R34GTRs look stunning, but like 33s, too heavy for me, performance is the priority for me.

And also i like MEAN cars, dont care about "pretty", want it to look evil, and R32s do, esp this one ive got :smokin: 

And yus, deffo see me, not till the weather gets a lil better in the spring, a few moths to make it even better, ive already started taking it to bits!

Edit as i put R32 instead of R34...


----------



## moses (Mar 1, 2003)

steven mate congrats for owning the best skyline ever made  thats my fave the r32gtr and yours looks awesome

where did u get it


----------



## SteveN (Aug 6, 2002)

Cheers moses, yup, R32GTRs are id say my fave car ever really, i dont like "supercars" really, i think no matter what amount of money i had id always have a R32GTR as one of my many many cars, lol.

Where from? Well, it was a private sale, but cars only been in the UK 6months or so, and goddamned perfect for me! :smokin:


----------



## moses (Mar 1, 2003)

i bet u are looking forward to the weekend mate  i know the feeling, i miss my car its getting tuned and i miss the traffic light slaying of porkers and ferraris


----------



## Kochi (Jul 25, 2003)

looking forward to seeing it around Steve, as mine is the only '32GTR in Cheltenham or Gloucester at the moment, according to the locals anyway !


----------



## SteveN (Aug 6, 2002)

Moved to members gallery? I dont even have any pics!


----------



## LSR (Jun 4, 2003)

SteveN said:


> *Moved to members gallery? I dont even have any pics!     *


That is what I am wondering. I think the location of the thread being moved by the mods implies that we all want pics, which I think we all do!!  Well I'd like some!


----------



## SteveN (Aug 6, 2002)

Like i said to Jason earlier in the thread, i spend my money on important things like car mods and going out getting lashed n pulling birds, im to grippy to spend money on a digicam!

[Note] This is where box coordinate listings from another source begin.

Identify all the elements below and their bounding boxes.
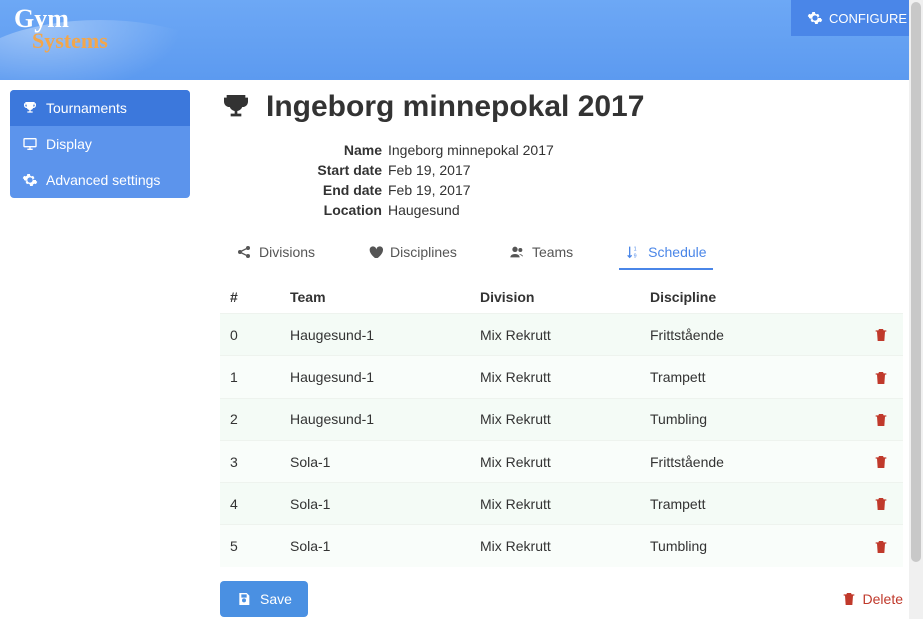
heartbeat-icon xyxy=(367,244,383,260)
col-team: Team xyxy=(280,281,470,314)
sidebar: Tournaments Display Advanced settings xyxy=(0,80,190,637)
configure-label: CONFIGURE xyxy=(829,11,907,26)
meta-value-location: Haugesund xyxy=(388,202,460,218)
row-delete-button[interactable] xyxy=(863,356,903,398)
table-row[interactable]: 2Haugesund-1Mix RekruttTumbling xyxy=(220,398,903,440)
meta-label-end: End date xyxy=(290,182,382,198)
cell-discipline: Tumbling xyxy=(640,398,863,440)
cell-division: Mix Rekrutt xyxy=(470,483,640,525)
page-title-text: Ingeborg minnepokal 2017 xyxy=(266,90,644,124)
trash-icon xyxy=(873,496,889,512)
save-label: Save xyxy=(260,591,292,607)
logo: Gym Systems xyxy=(14,6,108,52)
configure-button[interactable]: CONFIGURE xyxy=(791,0,923,36)
delete-button[interactable]: Delete xyxy=(841,591,903,607)
sort-numeric-icon: 19 xyxy=(625,244,641,260)
tournament-meta: Name Ingeborg minnepokal 2017 Start date F… xyxy=(290,142,903,218)
tab-schedule[interactable]: 19 Schedule xyxy=(619,236,712,270)
cell-division: Mix Rekrutt xyxy=(470,440,640,482)
row-delete-button[interactable] xyxy=(863,525,903,567)
tab-label: Teams xyxy=(532,244,573,260)
cell-num: 2 xyxy=(220,398,280,440)
sidebar-item-label: Advanced settings xyxy=(46,172,160,188)
cell-num: 1 xyxy=(220,356,280,398)
scroll-thumb[interactable] xyxy=(911,2,921,562)
svg-text:1: 1 xyxy=(634,247,637,253)
trash-icon xyxy=(841,591,857,607)
logo-line2: Systems xyxy=(32,30,108,52)
col-discipline: Discipline xyxy=(640,281,863,314)
cell-division: Mix Rekrutt xyxy=(470,314,640,356)
cell-discipline: Trampett xyxy=(640,483,863,525)
cell-division: Mix Rekrutt xyxy=(470,398,640,440)
table-row[interactable]: 0Haugesund-1Mix RekruttFrittstående xyxy=(220,314,903,356)
tab-divisions[interactable]: Divisions xyxy=(230,236,321,270)
col-num: # xyxy=(220,281,280,314)
cell-discipline: Tumbling xyxy=(640,525,863,567)
trash-icon xyxy=(873,539,889,555)
cell-num: 4 xyxy=(220,483,280,525)
cell-team: Sola-1 xyxy=(280,483,470,525)
cell-discipline: Frittstående xyxy=(640,440,863,482)
row-delete-button[interactable] xyxy=(863,314,903,356)
cell-discipline: Frittstående xyxy=(640,314,863,356)
trash-icon xyxy=(873,454,889,470)
table-row[interactable]: 5Sola-1Mix RekruttTumbling xyxy=(220,525,903,567)
row-delete-button[interactable] xyxy=(863,398,903,440)
gears-icon xyxy=(807,10,823,26)
tab-teams[interactable]: Teams xyxy=(503,236,579,270)
row-delete-button[interactable] xyxy=(863,483,903,525)
cell-num: 0 xyxy=(220,314,280,356)
gear-icon xyxy=(22,172,38,188)
cell-discipline: Trampett xyxy=(640,356,863,398)
tabs: Divisions Disciplines Teams 19 Schedule xyxy=(220,236,903,271)
topbar: Gym Systems CONFIGURE xyxy=(0,0,923,80)
cell-num: 3 xyxy=(220,440,280,482)
save-icon xyxy=(236,591,252,607)
actions-bar: Save Delete xyxy=(220,581,903,617)
cell-num: 5 xyxy=(220,525,280,567)
row-delete-button[interactable] xyxy=(863,440,903,482)
schedule-table: # Team Division Discipline 0Haugesund-1M… xyxy=(220,281,903,567)
monitor-icon xyxy=(22,136,38,152)
meta-label-name: Name xyxy=(290,142,382,158)
cell-team: Haugesund-1 xyxy=(280,314,470,356)
tab-label: Divisions xyxy=(259,244,315,260)
delete-label: Delete xyxy=(863,591,903,607)
scrollbar[interactable] xyxy=(909,0,923,619)
table-row[interactable]: 4Sola-1Mix RekruttTrampett xyxy=(220,483,903,525)
sidebar-item-advanced-settings[interactable]: Advanced settings xyxy=(10,162,190,198)
save-button[interactable]: Save xyxy=(220,581,308,617)
svg-text:9: 9 xyxy=(634,253,637,259)
meta-value-end: Feb 19, 2017 xyxy=(388,182,471,198)
cell-team: Sola-1 xyxy=(280,525,470,567)
trash-icon xyxy=(873,412,889,428)
cell-team: Haugesund-1 xyxy=(280,356,470,398)
meta-value-start: Feb 19, 2017 xyxy=(388,162,471,178)
cell-team: Haugesund-1 xyxy=(280,398,470,440)
page-title: Ingeborg minnepokal 2017 xyxy=(220,90,903,124)
meta-label-location: Location xyxy=(290,202,382,218)
tab-label: Disciplines xyxy=(390,244,457,260)
meta-value-name: Ingeborg minnepokal 2017 xyxy=(388,142,554,158)
main-content: Ingeborg minnepokal 2017 Name Ingeborg mi… xyxy=(190,80,923,637)
col-division: Division xyxy=(470,281,640,314)
cell-division: Mix Rekrutt xyxy=(470,356,640,398)
cell-team: Sola-1 xyxy=(280,440,470,482)
cell-division: Mix Rekrutt xyxy=(470,525,640,567)
share-icon xyxy=(236,244,252,260)
tab-disciplines[interactable]: Disciplines xyxy=(361,236,463,270)
trash-icon xyxy=(873,370,889,386)
table-row[interactable]: 3Sola-1Mix RekruttFrittstående xyxy=(220,440,903,482)
table-row[interactable]: 1Haugesund-1Mix RekruttTrampett xyxy=(220,356,903,398)
tab-label: Schedule xyxy=(648,244,706,260)
meta-label-start: Start date xyxy=(290,162,382,178)
trash-icon xyxy=(873,327,889,343)
users-icon xyxy=(509,244,525,260)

Soon as i get the clear fronts etc on it il drag someone here with a digicam to do me some pics i can post  

I prefered this to be in the General Forum as i hardly ever look in this forum so im sure a lot of others dont either!


----------



## LSR (Jun 4, 2003)

Yeah, the general forum gets the most exposure/hits.


----------



## Thrush (Sep 14, 2002)

Steve yo ufooking hooooon, when you bringing it to London/Essex - you promised me a ride in it!!!!!!


----------



## GTuned (Mar 21, 2002)

Congrats on the new car mate! Sounds awesome!



SteveN said:


> *I jus went to the car again and jus seeing it makes me smile
> *


As for this quote, it's classic. I couldn't agree more.


----------



## gwillson75 (Aug 7, 2003)

Pics goddamnit ! I've been waiting forever ! 

No offfence btw, I read a bit about when you were expecting the car and just want to see this beauty


----------



## lightspeed (Jul 11, 2002)

Cool - glad to see another 32 GT-R in the SW. I picked mine up last month and stopped off at Cheltenham at my folks place on the way home. I'm down in Bristol - will have to meet up in the spring when mine's on the road again. Currently laying up for the winter whilst I sort out a few bits and bobs (700cc injectors, full service etc etc,).

My spec

89 Gun-metal
HKS T04R
Veilside exhaust
HKS 272's
4 layer Trust intercooler
Laminova alloy rad/oil cooler
Internals?
HKS VPC
Apexi Power FC
Greddy Rebic + 2 extra injectors
Crux suspension
Recaro seats
Kansai 1/2 roll cage
Work Emotion CR Kai 18x9.5's
Triple plate OS Giken
Route 6 close ratio gear set?
Project Mu? front discs with alloy bells
Assorted Blitz EV gauges
Apexi RSM
SS Crazy Pro Start???
Ganador mirrors
Arc low level GT wing
Nismo rear arches

I think that's about it.


----------



## SteveN (Aug 6, 2002)

Lightspeed, yours sounds really smart mate nice 1.

Lil update on mine, i WOULD have had some pics today, but it was ****ing down so my mate didnt bother turning up with the digicam.

Got some clear fronts on it now, and a R33 style front grille (inc the GTR badge).

Engine wise is where the cash is being spent (well and a personalised plate and some nicer mirrors soon, undecided on changing the bonnet or not, but everything else is staying) but nothing i can show yet as nothings on the car, in fact more and more stuff is getting removed from the car so far, lol.


----------